Telephone keypad on the left, in the middle the number of times each key is pressed, and a simple shading to show the same data. At the bottom is a simple bar chart showing frequency for each key.
It's pleasing that 7 is only typed once (in 32,768).

8 comments:

martijn said...

I'm probably not the only one who wondered whether there is some kind of pattern in there, i.e. whether certain digits are more likely to appear in powers of two. There are two such 'patterns' to be expected:

- 0 is less likely to appear as it never occurs as a first digit;
- 2, 4, 6 and 8 are more likely to appear as they are the only possibilities for the last digit.

I wondered if there are more, so I ran a visualization if the occurrence of digits in the powers of 2 between 0 and n, with n growing. I 'corrected' these occurrences by adding n/10 to the occurrence of 0 and subtracting n/4 from the occurrences of the other even numbers.

It still seems 1 is more likely to occur and 9 least likely with 0 occurring about an average number of times. I expect this is a consequence of Benford's law.

Nick Barnes said...

If we allow N to get larger, leading digits will be weighted logarithmically, but that effect will diminish, and I'd be very surprised if the limit distribution is non-uniform.

Nick Barnes said...

Indeed, it all flattens out at large N. This code will lose all its formatting in this comment box, but should still work OK.
(defun hist (N)
(let ((counts (make-hash-table)))
(loop for i from 1 to N do
(let ((power (write-to-string (expt 2 i))))
(loop for c across power do
(incf (gethash c counts 0)))))
(let* ((results (loop for i from 0 to 9
collect (gethash (code-char (+ (char-code #\0) i)) counts 0)))
(max (apply 'max results))
(digits (+ 1 (ceiling (log max 10)))))
(format nil "http://chart.googleapis.com/chart?cht=bvg&chs=~dx150&chd=t:~{~d~^,~}&chds=0,~d&chxt=x,y&chxr=1,0,~d" (+ 350 (* digits 10)) results max max))))
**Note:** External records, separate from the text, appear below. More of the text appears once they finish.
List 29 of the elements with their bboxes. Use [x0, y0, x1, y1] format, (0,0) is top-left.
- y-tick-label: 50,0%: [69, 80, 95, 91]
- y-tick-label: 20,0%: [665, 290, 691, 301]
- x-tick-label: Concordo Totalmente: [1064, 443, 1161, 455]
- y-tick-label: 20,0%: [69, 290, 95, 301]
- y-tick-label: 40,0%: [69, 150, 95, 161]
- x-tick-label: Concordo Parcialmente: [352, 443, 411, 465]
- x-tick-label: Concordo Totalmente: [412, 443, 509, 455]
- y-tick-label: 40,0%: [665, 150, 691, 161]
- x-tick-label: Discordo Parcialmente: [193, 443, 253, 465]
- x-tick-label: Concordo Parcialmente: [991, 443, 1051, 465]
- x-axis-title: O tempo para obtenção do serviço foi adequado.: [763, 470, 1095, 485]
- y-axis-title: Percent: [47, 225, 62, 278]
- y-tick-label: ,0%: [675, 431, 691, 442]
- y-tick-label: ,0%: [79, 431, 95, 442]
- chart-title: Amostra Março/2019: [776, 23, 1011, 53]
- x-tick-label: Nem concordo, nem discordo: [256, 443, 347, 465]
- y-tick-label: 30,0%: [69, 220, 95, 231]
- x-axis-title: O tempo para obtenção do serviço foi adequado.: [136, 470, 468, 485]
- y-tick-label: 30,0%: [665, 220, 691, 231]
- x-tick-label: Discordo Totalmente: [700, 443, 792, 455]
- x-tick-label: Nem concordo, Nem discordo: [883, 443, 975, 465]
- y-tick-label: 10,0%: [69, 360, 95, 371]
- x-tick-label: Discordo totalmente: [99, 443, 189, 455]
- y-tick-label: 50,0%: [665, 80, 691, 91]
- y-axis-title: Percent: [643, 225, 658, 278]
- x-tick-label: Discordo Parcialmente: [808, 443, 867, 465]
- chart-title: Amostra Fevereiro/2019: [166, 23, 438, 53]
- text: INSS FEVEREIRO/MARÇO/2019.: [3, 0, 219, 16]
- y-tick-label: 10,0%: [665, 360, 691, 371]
For instance, (hist 10000) evaluates to http://chart.googleapis.com/chart?cht=bvg&chs=430x150&chd=t:1501917,1506478,1505995,1505195,1508431,1504063,1505333,1507073,1507850,1505670&chds=0,1508431&chxt=x,y&chxr=1,0,1508431

Martyloo said...

Can you post the code? :-)

Nick Barnes said...

That is the code.

martijn said...

You're right, Nick, about the leading digits not making any difference for N big enough. And what I said about Benford's law doesn't make any sense -- I just tried to explain behaviour I saw in my graphs that was explained by N not being large enough.

Can anyone prove that for N -> infty the distribution is logarithmic?

Nick Barnes said...

I don't have the chops to prove anything about this. Instinct tells me that the limit is uniformly distributed. I expect a proof strategy might be related to proofs about "normal numbers", an area about which little is known.

martijn said...

Sorry, I meant uniform, not logarithmic.

I'm fairly certain I can prove that at any given position (counted from the back) the occuring digits occur 'uniformly' -- I'd have to dig up some number theory though -- but I don't think that is enough for the proof.